Newer space probes are now exploring the outer reaches of the solar system, including the New Horizons mission to Pluto. McNutt is overseeing an instrument on that probe, which is now heading for the “termination shock” where the solar wind first impacts the interstellar medium, about 5.5 billion miles from the Earth—almost twice the distance from Earth to Pluto. He’s also one of the principal scientists behind the Interstellar Probe proposal, which could launch as soon as 2036. Its technology will be 50 years more advanced than the Voyagers, and it could reach the same distance in half the time.
For McNutt, it’s a “pleasant surprise” that the Voyagers are still working after all these years: “I joke with people: If you go back and look at the original papers, the Voyagers were designed to work for four and a half years,” he says. “We’ve outlived the warranty by a factor of 10.”

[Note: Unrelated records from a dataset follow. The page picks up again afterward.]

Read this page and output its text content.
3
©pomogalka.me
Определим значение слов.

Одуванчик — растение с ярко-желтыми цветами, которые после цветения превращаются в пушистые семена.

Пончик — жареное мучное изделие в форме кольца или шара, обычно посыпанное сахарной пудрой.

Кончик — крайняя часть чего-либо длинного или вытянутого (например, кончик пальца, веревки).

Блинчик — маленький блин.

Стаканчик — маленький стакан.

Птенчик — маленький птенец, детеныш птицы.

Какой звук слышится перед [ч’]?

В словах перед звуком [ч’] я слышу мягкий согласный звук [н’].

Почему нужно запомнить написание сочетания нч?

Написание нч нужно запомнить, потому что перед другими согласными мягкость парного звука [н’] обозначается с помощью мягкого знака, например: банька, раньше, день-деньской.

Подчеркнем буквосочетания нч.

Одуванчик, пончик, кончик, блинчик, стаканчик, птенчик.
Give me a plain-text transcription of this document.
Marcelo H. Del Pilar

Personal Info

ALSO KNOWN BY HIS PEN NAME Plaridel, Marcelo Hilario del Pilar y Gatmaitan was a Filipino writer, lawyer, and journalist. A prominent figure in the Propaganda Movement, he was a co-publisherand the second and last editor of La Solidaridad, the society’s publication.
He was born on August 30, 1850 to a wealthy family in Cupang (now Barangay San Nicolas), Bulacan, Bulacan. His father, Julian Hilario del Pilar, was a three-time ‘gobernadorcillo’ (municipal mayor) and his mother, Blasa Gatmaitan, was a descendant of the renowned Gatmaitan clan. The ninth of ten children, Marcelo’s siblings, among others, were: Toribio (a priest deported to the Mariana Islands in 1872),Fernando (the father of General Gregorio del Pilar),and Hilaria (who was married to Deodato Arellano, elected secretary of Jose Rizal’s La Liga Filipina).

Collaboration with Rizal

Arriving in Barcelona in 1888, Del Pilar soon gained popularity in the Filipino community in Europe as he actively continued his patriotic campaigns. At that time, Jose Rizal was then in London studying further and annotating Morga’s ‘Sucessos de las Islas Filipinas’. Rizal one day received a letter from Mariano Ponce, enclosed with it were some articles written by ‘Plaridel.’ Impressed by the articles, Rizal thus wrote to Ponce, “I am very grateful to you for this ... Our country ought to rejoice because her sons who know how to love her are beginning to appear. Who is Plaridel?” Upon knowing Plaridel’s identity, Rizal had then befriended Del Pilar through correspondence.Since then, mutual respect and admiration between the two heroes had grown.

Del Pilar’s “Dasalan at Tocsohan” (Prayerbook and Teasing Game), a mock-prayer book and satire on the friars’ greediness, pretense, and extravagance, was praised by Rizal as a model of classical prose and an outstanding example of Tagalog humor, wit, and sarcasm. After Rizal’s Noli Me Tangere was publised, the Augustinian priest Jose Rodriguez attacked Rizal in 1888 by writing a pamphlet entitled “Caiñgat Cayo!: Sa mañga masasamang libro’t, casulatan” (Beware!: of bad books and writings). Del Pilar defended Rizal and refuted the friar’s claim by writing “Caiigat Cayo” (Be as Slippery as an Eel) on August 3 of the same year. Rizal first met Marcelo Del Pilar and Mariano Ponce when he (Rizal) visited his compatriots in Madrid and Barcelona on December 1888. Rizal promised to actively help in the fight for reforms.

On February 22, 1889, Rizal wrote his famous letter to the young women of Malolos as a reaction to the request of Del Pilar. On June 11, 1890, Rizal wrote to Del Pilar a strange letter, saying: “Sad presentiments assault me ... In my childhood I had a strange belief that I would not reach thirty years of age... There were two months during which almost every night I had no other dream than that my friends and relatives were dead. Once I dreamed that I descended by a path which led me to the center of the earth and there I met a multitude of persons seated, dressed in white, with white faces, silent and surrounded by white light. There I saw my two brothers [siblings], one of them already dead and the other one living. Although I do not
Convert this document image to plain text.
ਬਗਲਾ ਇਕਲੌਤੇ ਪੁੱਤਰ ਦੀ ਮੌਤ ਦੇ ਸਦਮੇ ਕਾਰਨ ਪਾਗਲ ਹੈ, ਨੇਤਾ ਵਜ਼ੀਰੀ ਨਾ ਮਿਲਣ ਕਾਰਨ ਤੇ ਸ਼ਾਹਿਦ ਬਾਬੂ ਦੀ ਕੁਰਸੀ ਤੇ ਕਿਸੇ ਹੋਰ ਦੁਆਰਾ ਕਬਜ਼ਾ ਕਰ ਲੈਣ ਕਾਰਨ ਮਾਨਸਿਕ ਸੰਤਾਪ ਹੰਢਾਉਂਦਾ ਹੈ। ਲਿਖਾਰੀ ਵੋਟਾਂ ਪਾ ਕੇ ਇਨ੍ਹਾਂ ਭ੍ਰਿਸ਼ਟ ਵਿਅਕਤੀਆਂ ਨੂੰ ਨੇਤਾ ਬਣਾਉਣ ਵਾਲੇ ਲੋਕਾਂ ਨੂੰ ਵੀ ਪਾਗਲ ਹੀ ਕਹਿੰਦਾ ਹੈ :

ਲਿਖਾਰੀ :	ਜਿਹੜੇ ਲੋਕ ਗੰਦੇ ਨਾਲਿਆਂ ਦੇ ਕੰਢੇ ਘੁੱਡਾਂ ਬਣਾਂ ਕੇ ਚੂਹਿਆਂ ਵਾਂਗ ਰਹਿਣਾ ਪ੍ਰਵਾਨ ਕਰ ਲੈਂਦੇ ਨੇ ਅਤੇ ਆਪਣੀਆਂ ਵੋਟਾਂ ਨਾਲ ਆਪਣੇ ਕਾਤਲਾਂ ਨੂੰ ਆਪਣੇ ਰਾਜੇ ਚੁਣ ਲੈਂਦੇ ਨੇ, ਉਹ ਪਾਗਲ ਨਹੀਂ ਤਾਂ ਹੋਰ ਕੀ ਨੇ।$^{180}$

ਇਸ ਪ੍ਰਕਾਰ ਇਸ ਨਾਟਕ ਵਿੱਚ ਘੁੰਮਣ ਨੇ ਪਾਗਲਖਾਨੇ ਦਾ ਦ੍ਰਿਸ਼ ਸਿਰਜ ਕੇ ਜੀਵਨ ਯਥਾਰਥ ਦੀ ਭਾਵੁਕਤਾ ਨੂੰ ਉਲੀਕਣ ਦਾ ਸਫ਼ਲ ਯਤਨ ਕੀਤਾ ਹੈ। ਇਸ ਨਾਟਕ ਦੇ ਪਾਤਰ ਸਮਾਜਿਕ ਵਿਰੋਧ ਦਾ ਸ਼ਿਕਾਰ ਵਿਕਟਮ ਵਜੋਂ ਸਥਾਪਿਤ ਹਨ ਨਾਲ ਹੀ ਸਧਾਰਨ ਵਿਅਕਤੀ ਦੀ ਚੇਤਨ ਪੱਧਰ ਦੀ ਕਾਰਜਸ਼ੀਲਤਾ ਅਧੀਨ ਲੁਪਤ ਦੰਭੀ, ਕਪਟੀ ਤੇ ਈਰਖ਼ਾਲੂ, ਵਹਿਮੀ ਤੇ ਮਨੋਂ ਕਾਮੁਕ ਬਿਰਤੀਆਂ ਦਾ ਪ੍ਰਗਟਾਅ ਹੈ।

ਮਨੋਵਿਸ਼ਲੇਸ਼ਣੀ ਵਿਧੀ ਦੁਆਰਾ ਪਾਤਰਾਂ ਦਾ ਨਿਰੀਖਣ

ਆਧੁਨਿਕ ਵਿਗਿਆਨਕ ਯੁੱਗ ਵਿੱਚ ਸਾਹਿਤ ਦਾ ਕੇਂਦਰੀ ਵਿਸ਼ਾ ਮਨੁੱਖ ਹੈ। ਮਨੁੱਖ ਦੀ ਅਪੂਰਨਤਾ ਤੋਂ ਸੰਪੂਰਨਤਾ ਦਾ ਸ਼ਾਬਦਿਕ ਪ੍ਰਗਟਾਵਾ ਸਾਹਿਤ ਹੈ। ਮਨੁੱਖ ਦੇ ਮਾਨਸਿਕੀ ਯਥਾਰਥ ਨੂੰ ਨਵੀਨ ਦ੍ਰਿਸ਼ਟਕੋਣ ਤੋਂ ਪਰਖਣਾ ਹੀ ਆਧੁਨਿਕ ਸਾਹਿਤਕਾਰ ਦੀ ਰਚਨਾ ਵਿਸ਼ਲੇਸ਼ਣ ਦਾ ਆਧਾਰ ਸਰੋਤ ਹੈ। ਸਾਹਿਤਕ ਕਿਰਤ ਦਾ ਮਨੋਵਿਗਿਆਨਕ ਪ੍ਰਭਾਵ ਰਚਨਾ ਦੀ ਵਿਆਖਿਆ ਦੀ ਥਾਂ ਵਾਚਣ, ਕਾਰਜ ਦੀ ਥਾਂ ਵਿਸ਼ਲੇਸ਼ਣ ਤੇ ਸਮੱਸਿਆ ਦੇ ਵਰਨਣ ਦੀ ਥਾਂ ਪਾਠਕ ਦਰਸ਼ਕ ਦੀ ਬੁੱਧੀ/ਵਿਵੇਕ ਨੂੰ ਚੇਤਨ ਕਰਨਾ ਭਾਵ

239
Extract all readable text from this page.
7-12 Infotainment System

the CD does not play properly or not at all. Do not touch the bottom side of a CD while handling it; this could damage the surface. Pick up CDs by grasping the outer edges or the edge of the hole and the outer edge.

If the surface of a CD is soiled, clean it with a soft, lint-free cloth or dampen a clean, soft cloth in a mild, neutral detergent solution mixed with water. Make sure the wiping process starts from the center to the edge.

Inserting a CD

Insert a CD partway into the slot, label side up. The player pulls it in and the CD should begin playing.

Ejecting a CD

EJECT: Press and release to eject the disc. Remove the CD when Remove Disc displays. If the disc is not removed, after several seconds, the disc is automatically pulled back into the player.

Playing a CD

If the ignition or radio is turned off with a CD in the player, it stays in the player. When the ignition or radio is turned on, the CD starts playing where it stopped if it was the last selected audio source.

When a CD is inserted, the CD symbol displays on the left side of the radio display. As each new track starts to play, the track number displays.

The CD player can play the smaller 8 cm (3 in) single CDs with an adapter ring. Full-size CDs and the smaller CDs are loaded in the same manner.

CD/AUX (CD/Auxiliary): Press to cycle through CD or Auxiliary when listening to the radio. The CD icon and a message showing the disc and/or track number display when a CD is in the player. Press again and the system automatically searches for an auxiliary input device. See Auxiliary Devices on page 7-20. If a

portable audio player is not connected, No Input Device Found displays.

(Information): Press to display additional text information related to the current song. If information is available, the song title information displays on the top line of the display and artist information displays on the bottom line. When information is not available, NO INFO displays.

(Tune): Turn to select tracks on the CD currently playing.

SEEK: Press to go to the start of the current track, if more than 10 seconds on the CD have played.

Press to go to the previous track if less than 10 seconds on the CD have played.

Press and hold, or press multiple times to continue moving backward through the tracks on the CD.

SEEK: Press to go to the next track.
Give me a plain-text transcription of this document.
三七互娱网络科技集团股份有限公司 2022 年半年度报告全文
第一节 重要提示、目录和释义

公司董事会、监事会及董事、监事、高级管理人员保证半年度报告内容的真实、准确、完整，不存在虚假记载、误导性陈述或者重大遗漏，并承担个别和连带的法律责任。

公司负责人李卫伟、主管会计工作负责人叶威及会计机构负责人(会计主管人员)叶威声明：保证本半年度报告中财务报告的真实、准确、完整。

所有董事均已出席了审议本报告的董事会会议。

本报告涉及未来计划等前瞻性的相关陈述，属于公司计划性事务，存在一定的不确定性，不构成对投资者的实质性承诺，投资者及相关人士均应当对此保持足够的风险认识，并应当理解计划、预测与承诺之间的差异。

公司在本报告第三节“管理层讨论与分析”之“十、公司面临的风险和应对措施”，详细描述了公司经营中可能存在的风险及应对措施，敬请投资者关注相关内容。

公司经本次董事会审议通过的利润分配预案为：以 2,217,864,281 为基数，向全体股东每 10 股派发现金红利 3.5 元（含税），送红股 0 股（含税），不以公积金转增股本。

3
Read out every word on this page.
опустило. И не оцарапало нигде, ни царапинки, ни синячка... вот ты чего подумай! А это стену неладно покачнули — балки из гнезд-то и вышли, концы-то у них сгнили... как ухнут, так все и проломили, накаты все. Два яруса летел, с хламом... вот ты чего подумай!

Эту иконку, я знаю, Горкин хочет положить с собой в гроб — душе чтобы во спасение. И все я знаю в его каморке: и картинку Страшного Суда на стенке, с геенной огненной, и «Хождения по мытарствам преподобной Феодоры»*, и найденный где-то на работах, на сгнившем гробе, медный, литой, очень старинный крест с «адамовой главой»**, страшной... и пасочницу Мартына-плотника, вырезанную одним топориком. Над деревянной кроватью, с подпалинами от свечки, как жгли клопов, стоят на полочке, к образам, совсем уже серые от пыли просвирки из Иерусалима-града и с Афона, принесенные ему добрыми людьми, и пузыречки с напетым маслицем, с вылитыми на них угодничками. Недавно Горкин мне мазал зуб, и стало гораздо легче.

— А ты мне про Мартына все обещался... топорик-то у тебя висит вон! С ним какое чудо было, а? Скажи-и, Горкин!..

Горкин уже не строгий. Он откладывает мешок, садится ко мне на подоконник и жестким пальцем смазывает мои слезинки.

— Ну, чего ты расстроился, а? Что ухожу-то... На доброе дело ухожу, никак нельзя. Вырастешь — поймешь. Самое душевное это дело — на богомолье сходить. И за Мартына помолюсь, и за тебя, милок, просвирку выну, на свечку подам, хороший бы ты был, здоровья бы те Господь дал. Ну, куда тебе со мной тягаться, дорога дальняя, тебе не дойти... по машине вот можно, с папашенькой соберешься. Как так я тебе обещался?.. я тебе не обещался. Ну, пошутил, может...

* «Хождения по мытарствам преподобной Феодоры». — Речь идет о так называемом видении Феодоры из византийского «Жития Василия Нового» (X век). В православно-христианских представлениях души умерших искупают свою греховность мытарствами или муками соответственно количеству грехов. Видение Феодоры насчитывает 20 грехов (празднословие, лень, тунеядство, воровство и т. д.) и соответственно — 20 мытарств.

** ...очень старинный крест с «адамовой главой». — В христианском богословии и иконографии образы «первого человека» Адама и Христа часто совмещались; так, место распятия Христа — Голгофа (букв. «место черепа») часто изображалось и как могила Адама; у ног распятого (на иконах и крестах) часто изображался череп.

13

Even when the Voyagers can no longer communicate with Earth, it will not be the end of their mission. Both probes bear the famous 12-inch “golden record” of the sounds of Earth, greetings in more than 50 languages, music by Mozart and Chuck Berry, and a star map showing how to get here. The designers of the probe hoped that one day these records might be played by alien spacefarers far from Earth.
And their hopes may someday come true: Voyager 1 will get relatively near a star in the constellation Camelopardalis in about 40,000 years, while Voyager 2 will near a star in the constellation Andromeda at about the same time. It’s possible that the Voyagers may one day be overtaken by newer probes from Earth, but for now they are humanity’s ambassadors to the stars; when their communications to the Earth cease, that will become their final mission.